After a brief and perfect takedown of Boris Johnson, the focus of this show soon shifts from the semi-political to the fully personal. Deliciously caustic Bathgate comic Fern Brady is more interested in the micro-incursions against her own agency than the macro nightmares happening on the world stage. Not that the topics she touches in an ambling hour aren’t significant—the etiquette of blow jobs, self-diagnosed mental health issues, kids, lies and furry animals—it’s the stuff that keeps many of us firmly in our place.

She has particularly acute takes on class and sexuality – having learned the hard way, as a Scottish woman living in London.

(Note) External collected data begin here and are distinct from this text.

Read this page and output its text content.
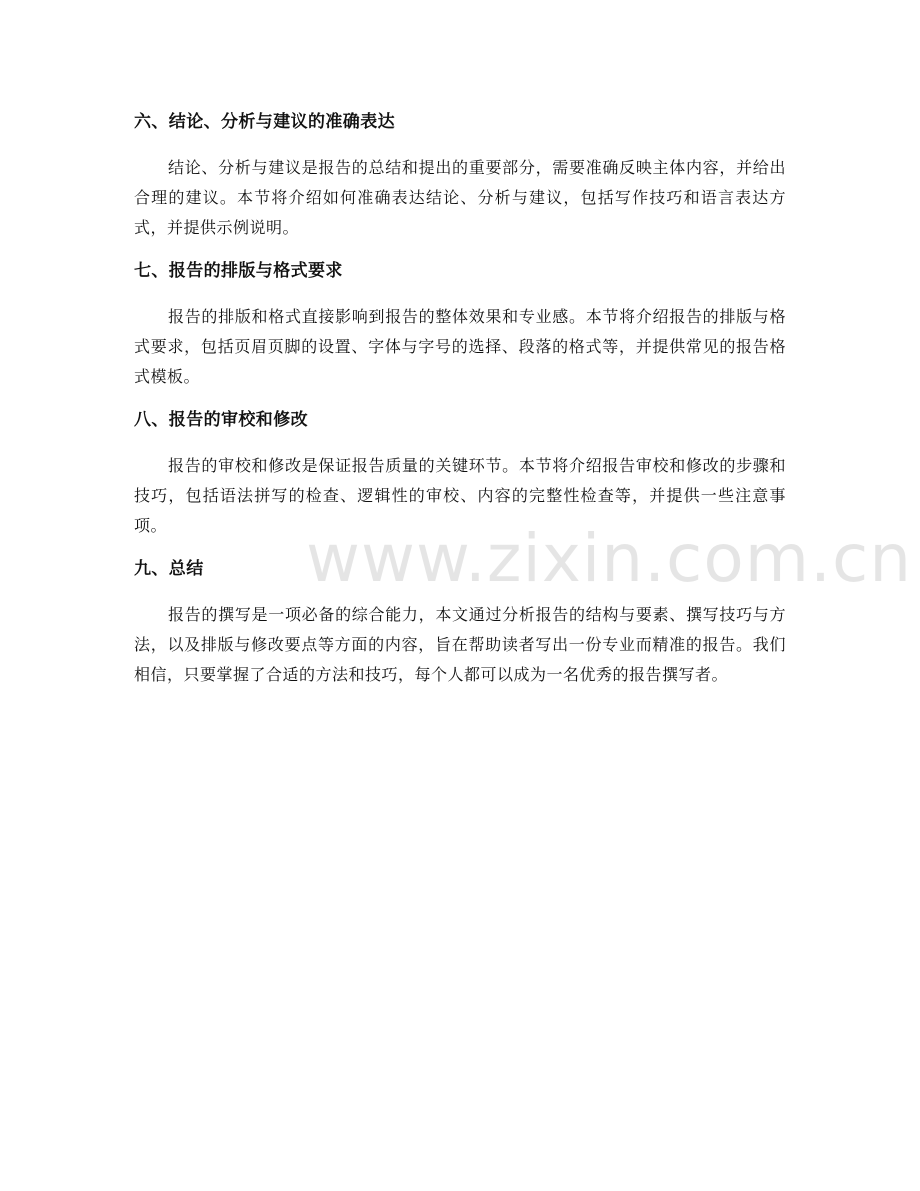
六、结论、分析与建议的准确表达

结论、分析与建议是报告的总结和提出的重要部分，需要准确反映主体内容，并给出合理的建议。本节将介绍如何准确表达结论、分析与建议，包括写作技巧和语言表达方式，并提供示例说明。

七、报告的排版与格式要求

报告的排版和格式直接影响到报告的整体效果和专业感。本节将介绍报告的排版与格式要求，包括页眉页脚的设置、字体与字号的选择、段落的格式等，并提供常见的报告格式模板。

八、报告的审校和修改

报告的审校和修改是保证报告质量的关键环节。本节将介绍报告审校和修改的步骤和技巧，包括语法拼写的检查、逻辑性的审校、内容的完整性检查等，并提供一些注意事项。

九、总结

报告的撰写是一项必备的综合能力，本文通过分析报告的结构与要素、撰写技巧与方法，以及排版与修改要点等方面的内容，旨在帮助读者写出一份专业而精准的报告。我们相信，只要掌握了合适的方法和技巧，每个人都可以成为一名优秀的报告撰写者。

www.zixin.com.cn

The highlight of the show is her very funny bid to become “the patron saint of cat-called women” by making the creepy men who deign to give her unbidden compliments regret the day they learned to wolf whistle.

It’s all delivered with a spiky screw-you attitude that is simultaneously super laid-back. Sitting through Brady’s show feels a bit like bunking off class to share a snarky ciggy behind the bike shed. She’s just cool. And angry. And surprisingly sweet. It’s a winning combination that keeps you guessing.

Some of the show still needs a bit of polish, especially a finale featuring a cutesy YouTube clip. But overall, this is an excellent hour for those who like their comedy with a good pinch of pepper.